Bundesverwaltungsgericht : Aberkennung des EU-Führerscheins trotz Freispruchs im Strafverfahren

das BVerwG hatte sich am 28.06.2012 (Az.: 3 C 30 / 11) mit der Aberkennung einer ausländischen Fahrerlaubnis auseinander gesetzt, nachdem der EuGH die Fortgeltung seiner bisherigen Rechtsprechung auch nach Inkrafttreten der 3. Führerscheinrichtlinie bestätigt hatte.
Der Entscheidung liegt folgender Sachverhalt zugrunde:
Der Kläger hatte nach Ablauf einer Sperrzeit in Tschechien die Fahrerlaubnis der Klasse B ohne Wohnsitzverstoß erworben.
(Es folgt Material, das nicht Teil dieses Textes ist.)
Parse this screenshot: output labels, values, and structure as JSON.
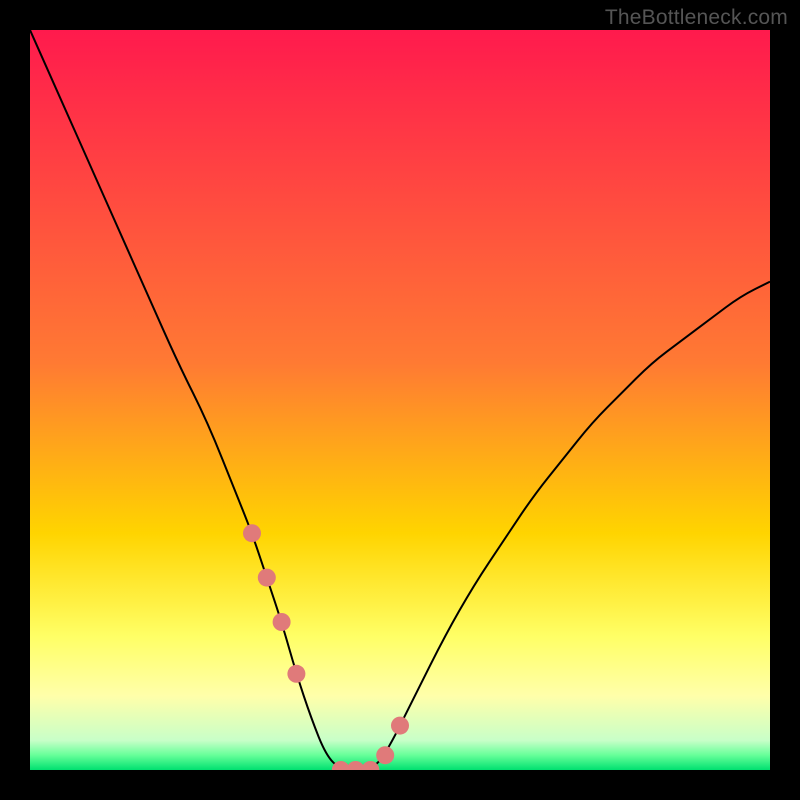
{
  "watermark": "TheBottleneck.com",
  "chart_data": {
    "type": "line",
    "title": "",
    "xlabel": "",
    "ylabel": "",
    "xlim": [
      0,
      100
    ],
    "ylim": [
      0,
      100
    ],
    "background_gradient_stops": [
      {
        "pos": 0.0,
        "color": "#ff1a4d"
      },
      {
        "pos": 0.45,
        "color": "#ff7a33"
      },
      {
        "pos": 0.68,
        "color": "#ffd400"
      },
      {
        "pos": 0.82,
        "color": "#ffff66"
      },
      {
        "pos": 0.9,
        "color": "#ffffaa"
      },
      {
        "pos": 0.96,
        "color": "#c8ffc8"
      },
      {
        "pos": 0.98,
        "color": "#66ff99"
      },
      {
        "pos": 1.0,
        "color": "#00e070"
      }
    ],
    "series": [
      {
        "name": "bottleneck-curve",
        "color": "#000000",
        "stroke_width": 2,
        "x": [
          0,
          4,
          8,
          12,
          16,
          20,
          24,
          28,
          30,
          32,
          34,
          36,
          38,
          40,
          42,
          44,
          46,
          48,
          52,
          56,
          60,
          64,
          68,
          72,
          76,
          80,
          84,
          88,
          92,
          96,
          100
        ],
        "y": [
          100,
          91,
          82,
          73,
          64,
          55,
          47,
          37,
          32,
          26,
          20,
          13,
          7,
          2,
          0,
          0,
          0,
          2,
          10,
          18,
          25,
          31,
          37,
          42,
          47,
          51,
          55,
          58,
          61,
          64,
          66
        ]
      }
    ],
    "highlight_points": {
      "name": "selected-range",
      "color": "#e07a7a",
      "radius": 9,
      "x": [
        30,
        32,
        34,
        36,
        42,
        44,
        46,
        48,
        50
      ],
      "y": [
        32,
        26,
        20,
        13,
        0,
        0,
        0,
        2,
        6
      ]
    }
  }
}
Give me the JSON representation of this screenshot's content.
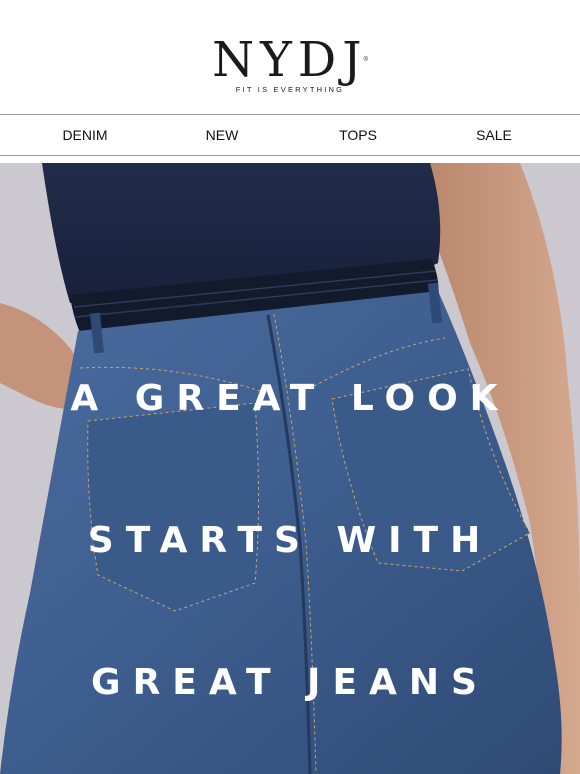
{
  "header": {
    "logo_text": "NYDJ",
    "logo_registered": "®",
    "tagline": "FIT IS EVERYTHING"
  },
  "nav": {
    "items": [
      {
        "label": "DENIM"
      },
      {
        "label": "NEW"
      },
      {
        "label": "TOPS"
      },
      {
        "label": "SALE"
      }
    ]
  },
  "hero": {
    "lines": [
      "A GREAT LOOK",
      "STARTS WITH",
      "GREAT JEANS"
    ],
    "colors": {
      "background": "#c9c7cd",
      "top": "#1c2540",
      "waistband": "#141a2b",
      "denim": "#3f5f8f",
      "skin": "#c99a80"
    }
  }
}
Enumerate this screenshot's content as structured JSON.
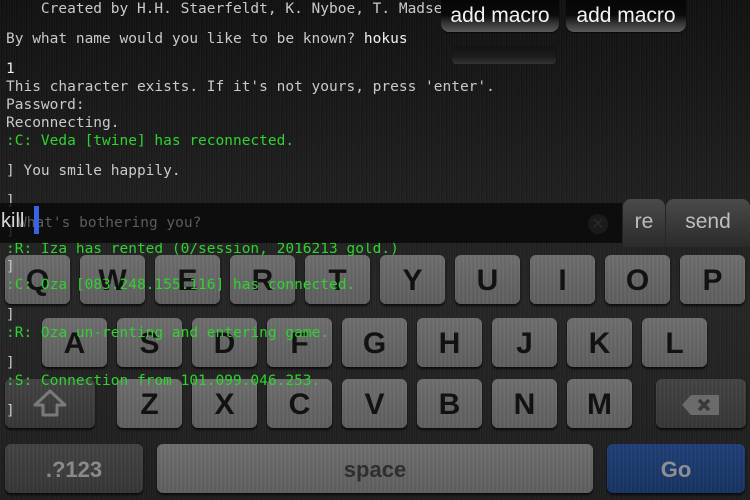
{
  "terminal": {
    "lines": [
      {
        "text": "    Created by H.H. Staerfeldt, K. Nyboe, T. Madsen",
        "color": "default"
      },
      {
        "text": "",
        "color": "gap"
      },
      {
        "text_prefix": "By what name would you like to be known? ",
        "text_highlight": "hokus"
      },
      {
        "text": "",
        "color": "gap"
      },
      {
        "text": "1",
        "color": "white"
      },
      {
        "text": "This character exists. If it's not yours, press 'enter'.",
        "color": "default"
      },
      {
        "text": "Password:",
        "color": "default"
      },
      {
        "text": "Reconnecting.",
        "color": "default"
      },
      {
        "text": ":C: Veda [twine] has reconnected.",
        "color": "green"
      },
      {
        "text": "",
        "color": "gap"
      },
      {
        "text": "] You smile happily.",
        "color": "default"
      },
      {
        "text": "",
        "color": "gap"
      },
      {
        "text": "]",
        "color": "default"
      },
      {
        "text": "",
        "color": "gap"
      },
      {
        "text": "]",
        "color": "default"
      },
      {
        "text": ":R: Iza has rented (0/session, 2016213 gold.)",
        "color": "green"
      },
      {
        "text": "]",
        "color": "default"
      },
      {
        "text": ":C: Oza [083.248.155.116] has connected.",
        "color": "green"
      },
      {
        "text": "",
        "color": "gap"
      },
      {
        "text": "]",
        "color": "default"
      },
      {
        "text": ":R: Oza un-renting and entering game.",
        "color": "green"
      },
      {
        "text": "",
        "color": "gap"
      },
      {
        "text": "]",
        "color": "default"
      },
      {
        "text": ":S: Connection from 101.099.046.253.",
        "color": "green"
      },
      {
        "text": "",
        "color": "gap"
      },
      {
        "text": "]",
        "color": "default"
      }
    ]
  },
  "macros": {
    "button_1": "add macro",
    "button_2": "add macro"
  },
  "input": {
    "value": "kill",
    "placeholder": "What's bothering you?",
    "clear_icon": "clear-circle-icon"
  },
  "actions": {
    "repeat_label": "re",
    "send_label": "send"
  },
  "keyboard": {
    "row1": [
      "Q",
      "W",
      "E",
      "R",
      "T",
      "Y",
      "U",
      "I",
      "O",
      "P"
    ],
    "row2": [
      "A",
      "S",
      "D",
      "F",
      "G",
      "H",
      "J",
      "K",
      "L"
    ],
    "row3": [
      "Z",
      "X",
      "C",
      "V",
      "B",
      "N",
      "M"
    ],
    "shift_icon": "shift-arrow-icon",
    "delete_icon": "backspace-icon",
    "numbers_label": ".?123",
    "space_label": "space",
    "go_label": "Go"
  },
  "colors": {
    "terminal_text": "#c9c9c9",
    "terminal_green": "#2fd32f",
    "caret": "#3b62e6",
    "go_key": "#1d3a70"
  }
}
Wegen einer beantragten Erweiterung dieser Fahrberechtigung in Deutschland forderte die Fahrerlaubnisbehörde die Vorlage eines MPU-Gutachtens. In dem der Behörde vorgelegten Gutachten wurde eine Alkoholabhängigkeit festgestellt; weder eine Entwöhnung noch eine Abstinenz konnten nachgewiesen werden. Wenige Tage vor der Gutachtenerstellung geriet der Kläger zudem in den Verdacht, unter Alkoholeinfluss eine Unfallflucht begangen zu haben. Obwohl die Blutprobe einen Wert von 1,97 ‰ ergab, wurde er mangels nachweisbarer Verkehrsteilnahme freigesprochen.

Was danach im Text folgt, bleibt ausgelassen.